According to the data, in November, import prices fell by 0.4% compared with the previous month. Economists had forecast that prices will drop by 0.7% after falling 0.3% in October (revised from -0.5%). In annual terms, import prices decreased by 9.4%, demonstrating the 16th consecutive decline.
The November decline in prices was broad-based - negative trend was recorded in the oil and natural gas, industrial materials, such as metals, food products, automobiles and capital goods.
The Swiss franc fell against the dollar, which was mainly due to the results of the session of the Central Bank of Switzerland. As well as expected, the Central Bank decided to leave the deposit rate unchanged at -0.75%. In addition, the SNB left unchanged range for the 3-month LIBOR rate at -0.25% - -1.25%, as expected. Furthermore, in their appeal the regulator called the franc "significantly overvalued" currency. Central Bank indicated that is ready for action in the currency market to weaken the franc. Traditionally, the Swiss National Bank published its economic forecasts. The regulator said that GDP growth in 2015 will be just below 1%, and in 2016 will amount to 1.5% growth. In addition, the SNB raised its forecast for inflation this year to -1.1% from -1.2%, but left the inflation forecast for 2016 at 0.5% "Slow global economic growth is felt in Switzerland ", - said in a statement the Central Bank.

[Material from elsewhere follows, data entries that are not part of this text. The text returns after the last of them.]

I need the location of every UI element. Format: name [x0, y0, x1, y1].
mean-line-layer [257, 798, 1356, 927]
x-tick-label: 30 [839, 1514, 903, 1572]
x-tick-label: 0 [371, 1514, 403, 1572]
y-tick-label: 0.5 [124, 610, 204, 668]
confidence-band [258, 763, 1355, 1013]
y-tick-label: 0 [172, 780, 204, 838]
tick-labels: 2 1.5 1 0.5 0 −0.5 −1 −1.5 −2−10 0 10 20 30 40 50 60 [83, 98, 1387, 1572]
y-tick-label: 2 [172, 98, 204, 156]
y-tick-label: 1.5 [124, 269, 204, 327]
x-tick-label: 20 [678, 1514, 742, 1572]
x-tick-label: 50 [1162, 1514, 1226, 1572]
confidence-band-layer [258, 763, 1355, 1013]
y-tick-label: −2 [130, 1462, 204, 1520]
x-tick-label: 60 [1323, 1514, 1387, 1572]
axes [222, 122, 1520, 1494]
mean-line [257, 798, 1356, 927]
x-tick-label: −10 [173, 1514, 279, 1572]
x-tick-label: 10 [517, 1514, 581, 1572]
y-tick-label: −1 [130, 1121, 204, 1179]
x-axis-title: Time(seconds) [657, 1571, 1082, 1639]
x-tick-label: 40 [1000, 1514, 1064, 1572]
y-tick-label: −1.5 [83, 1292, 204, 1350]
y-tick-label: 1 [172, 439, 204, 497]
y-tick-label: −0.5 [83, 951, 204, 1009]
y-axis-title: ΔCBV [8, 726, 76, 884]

It also states that the recent economic performance fell short of expectations." A careful study of the indicators leads to a somewhat more positive assessment of the economy - said the SNB. - Nevertheless, capacity utilization remains unsatisfactory, and the demand for labor - restrained. "
Commenting on today's decision by the SNB, analysts IG Bank said that the central bank missed a chance to signal to market participants that it can withstand further easing of monetary policy of the European Central Bank. "The economic situation in Switzerland continued to worsen clearly during the third quarter and the weakening of the Swiss franc could bring needed relief," - said the analyst
The British pound fell sharply against the dollar, which was caused by the announcement of the outcome of the meeting of Bank of England. As it became known, the Bank of England kept its asset purchase program in the amount of 375 billion. Pounds and the key interest rate at a record low 0.5%. 8 of 9 members voted to keep policy unchanged. Moreover, all members of the Committee unanimously supported the retention of bond-buying program in the amount of 375 billion pounds. The bank said that the decline in oil prices and weak wage growth should be for some time to contain inflation. Also, the Central Bank said that GDP growth in the 4th quarter will probably be about the same as in Q3 The bank stressed that the increase in Fed rates could have a negative impact on emerging markets.

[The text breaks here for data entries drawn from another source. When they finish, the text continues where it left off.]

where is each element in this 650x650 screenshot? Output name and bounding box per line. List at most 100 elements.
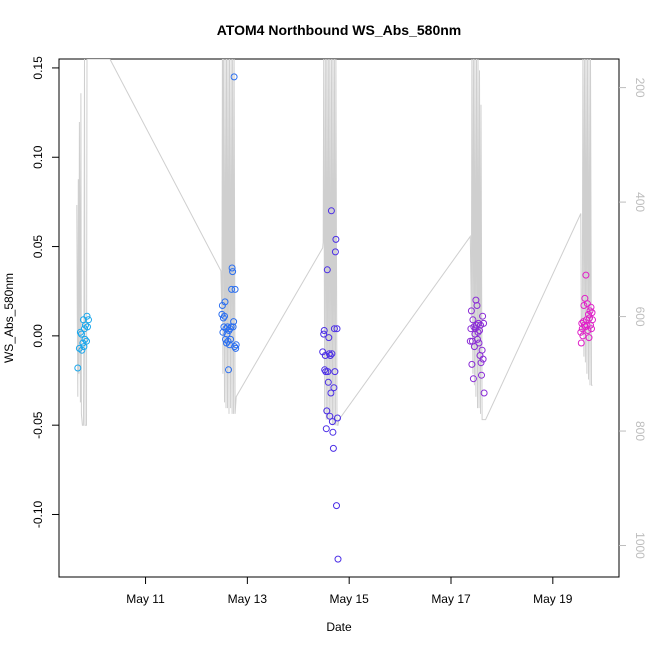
data-point-s3-25 [479, 355, 487, 363]
data-point-s1-28 [232, 341, 240, 349]
data-point-s1-20 [228, 264, 236, 272]
right-tick-label: 800 [633, 421, 647, 441]
y-axis-label: WS_Abs_580nm [2, 273, 16, 363]
y-tick-label: -0.10 [31, 501, 45, 529]
data-point-s0-3 [77, 330, 85, 338]
chart-title: ATOM4 Northbound WS_Abs_580nm [217, 22, 462, 38]
data-point-s3-3 [468, 360, 476, 368]
data-point-s3-5 [469, 316, 477, 324]
x-tick-label: May 17 [431, 592, 471, 606]
data-point-s1-25 [231, 343, 239, 351]
right-tick-label: 1000 [633, 532, 647, 559]
data-point-s4-23 [589, 316, 596, 324]
data-point-s2-26 [333, 502, 340, 510]
data-point-s1-22 [229, 323, 237, 331]
right-tick-label: 400 [633, 192, 647, 212]
data-point-s4-10 [582, 271, 590, 279]
data-point-s0-5 [79, 339, 87, 347]
x-tick-label: May 13 [228, 592, 268, 606]
data-point-s2-10 [324, 378, 332, 386]
data-point-s2-24 [331, 248, 339, 256]
data-point-s0-12 [83, 312, 91, 320]
data-point-s2-23 [331, 368, 339, 376]
y-tick-label: 0.10 [31, 145, 45, 169]
data-point-s1-21 [229, 268, 237, 276]
data-point-s2-15 [327, 389, 335, 397]
y-tick-label: 0.05 [31, 235, 45, 259]
data-point-s2-19 [329, 428, 337, 436]
data-point-s2-22 [330, 325, 338, 333]
plot-frame [58, 58, 620, 578]
data-point-s1-23 [230, 318, 238, 326]
x-tick-label: May 11 [126, 592, 165, 606]
data-point-s4-6 [580, 302, 588, 309]
y-axis: -0.10 -0.05 0.00 0.05 0.10 0.15 [31, 56, 59, 528]
data-point-s2-9 [324, 368, 332, 376]
data-point-s4-20 [587, 303, 595, 311]
x-axis: May 11 May 13 May 15 May 17 May 19 [126, 577, 573, 606]
x-tick-label: May 19 [533, 592, 573, 606]
data-point-s3-16 [475, 319, 482, 327]
data-point-s3-13 [473, 302, 481, 309]
data-point-s2-20 [329, 444, 337, 452]
data-point-s4-0 [577, 328, 585, 336]
data-point-s2-29 [334, 555, 342, 563]
y-axis-right: 200 400 600 800 1000 [619, 78, 647, 559]
data-point-s3-8 [470, 343, 478, 351]
data-point-s0-10 [82, 321, 89, 329]
data-point-s3-27 [480, 389, 488, 397]
points-layer [74, 73, 596, 563]
data-point-s0-9 [81, 335, 89, 343]
x-tick-label: May 15 [330, 592, 370, 606]
right-tick-label: 200 [633, 78, 647, 98]
data-point-s4-4 [579, 332, 587, 340]
data-point-s4-21 [588, 325, 595, 333]
data-point-s3-2 [467, 307, 475, 315]
data-point-s0-14 [85, 316, 92, 324]
data-point-s2-13 [326, 412, 334, 420]
data-point-s2-14 [326, 352, 334, 359]
data-point-s3-26 [480, 319, 488, 327]
data-point-s2-18 [328, 418, 336, 426]
data-point-s4-18 [586, 307, 594, 315]
data-point-s4-22 [588, 309, 596, 317]
data-point-s4-1 [577, 339, 585, 347]
data-point-s2-7 [323, 407, 331, 415]
data-point-s3-21 [477, 359, 485, 367]
data-point-s0-13 [84, 323, 91, 331]
data-point-s3-14 [474, 335, 481, 343]
data-point-s2-16 [327, 207, 335, 215]
x-axis-label: Date [326, 620, 352, 634]
data-point-s0-7 [80, 343, 88, 351]
data-point-s4-16 [585, 334, 593, 342]
data-point-s1-4 [220, 323, 228, 331]
data-point-s4-15 [585, 310, 592, 318]
data-point-s0-11 [83, 337, 90, 345]
data-point-s1-13 [225, 366, 232, 374]
data-point-s2-27 [333, 325, 341, 333]
data-point-s3-23 [478, 346, 486, 354]
y-tick-label: 0.15 [31, 56, 45, 80]
y-tick-label: -0.05 [31, 411, 45, 439]
data-point-s3-24 [479, 312, 487, 320]
data-point-s2-1 [320, 330, 328, 338]
data-point-s3-12 [473, 321, 480, 329]
data-point-s0-0 [74, 364, 82, 372]
data-point-s1-6 [221, 298, 229, 306]
y-tick-label: 0.00 [31, 324, 45, 348]
data-point-s2-2 [320, 327, 328, 334]
data-point-s1-5 [221, 312, 228, 320]
data-point-s2-8 [323, 266, 331, 274]
data-point-s1-24 [230, 73, 238, 81]
data-point-s2-21 [330, 384, 338, 392]
line-layer [76, 59, 593, 426]
data-point-s2-28 [334, 414, 341, 422]
right-tick-label: 600 [633, 307, 647, 327]
data-point-s0-4 [78, 346, 86, 354]
data-point-s1-19 [228, 285, 236, 293]
data-point-s3-22 [478, 371, 485, 379]
data-point-s1-3 [219, 314, 227, 322]
data-point-s1-14 [225, 327, 233, 334]
data-point-s1-26 [231, 285, 239, 293]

Little impact on the pound had also previously presented data showing that the total trade deficit widened to Britain 4.140 billion. Pounds in October, compared with 1.073 billion. Pounds in September (revised from 1.353 billion. Lbs). The deficit in trade in goods rose to 11,827 billion. 8,802 billion pounds. Pounds, peaking in July and exceeded expectations at 9.7 bln. Pounds. This change was mainly the result of a large increase in imports of goods - 2.3 billion. pounds to 35.4 billion. lbs. Meanwhile, exports of goods fell by 0.7 bln. Pounds to 23.5 billion. Lbs. At the same time, the surplus in trade in services remained at the level of 7.7 billion. Lbs. The report also said that the trade deficit with the EU countries amounted to 8.1 billion. Pounds compared with 7.1 billion. Pounds in September. The deficit in trade with countries outside the EU increased to 3.7 billion. Against 1.7 billion pounds. Pounds in September. Excluding oil and other volatile goods deficit in October was the largest since the start of statistics in 1998. Also, the Office for National Statistics said that in three months (to October), exports stagnated and imports grew by 3.1 per cent.